Double taxation is a common issue that arises in cross-border transactions. The United States has entered into over 65 comprehensive double tax treaties with other countries to prevent double taxation and promote international trade. These treaties require the US to offer foreign tax credits to offset double taxation, and the US has included corresponding provisions in its treaties that follow the language of Art. 9 of the OECD Model Tax Convention.
Under these treaties, taxpayers may claim a foreign tax credit or a deduction for taxes paid to a foreign country. The foreign tax credit is generally more favorable because it reduces US tax liability dollar-for-dollar, whereas a deduction only reduces taxable income. Additionally, US treaties usually include an article on the mutual agreement procedure, requiring the competent authorities of the contracting states to consult and eliminate double taxation.
In cases where the competent authorities are unable to reach an agreement, some US treaties include a provision for arbitration. The arbitration process involves the resolution of the issues proposed by each competent authority by a panel of arbitrators.
The IRS issues an updated list of issues on which it will not accept applications for private letter rulings or determination letters. This list includes issues that are the subject of a pending request for the competent authority procedure under a double tax treaty. In addition, the attribution of profits to a US permanent establishment and the issue of whether a foreign taxpayer has a permanent establishment in the US are also on this list.

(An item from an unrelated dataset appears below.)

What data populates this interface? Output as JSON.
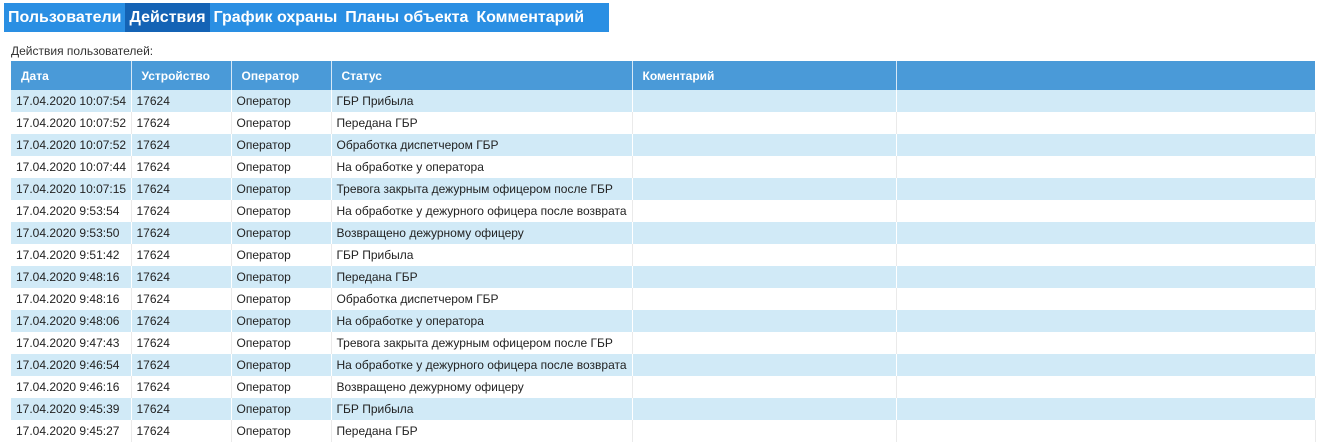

Rev. Proc. 2015-40 provides guidance on requesting and obtaining assistance from the US Competent Authority under US tax treaties. The guidance includes pre-filing procedures in mutual agreement procedure cases and a requirement for a pre-filing memorandum on the nature of the issues or the adjustment required.
The IRS has also revised the Internal Revenue Manual (IRM) section 4.61.3 concerning examinations involving transfer pricing issues. The revision requires collaboration between transfer pricing teams and the Advance Pricing and Mutual Agreement (APMA) Program on examinations with the potential to generate transfer pricing adjustments involving a country with which the United States has a double tax treaty.
The IRS has also released a Practice Unit on foreign-initiated adjustments under Rev. Proc. 2015-40. The Practice Unit provides guidance on the procedures for foreign-initiated actions, such as transfer-pricing adjustments, that are initiated by the taxpayer or made by the tax authorities following a tax audit.
In conclusion, US double tax treaties play a crucial role in promoting international trade and preventing double taxation. The US has entered into comprehensive treaties with over 65 countries, and these treaties generally include provisions for mutual agreement procedures and arbitration. The IRS has also provided guidance on requesting assistance under these treaties and on examinations involving transfer pricing issues. As international trade continues to grow, US double tax treaties will become increasingly important in facilitating cross-border transactions and reducing the incidence of double taxation.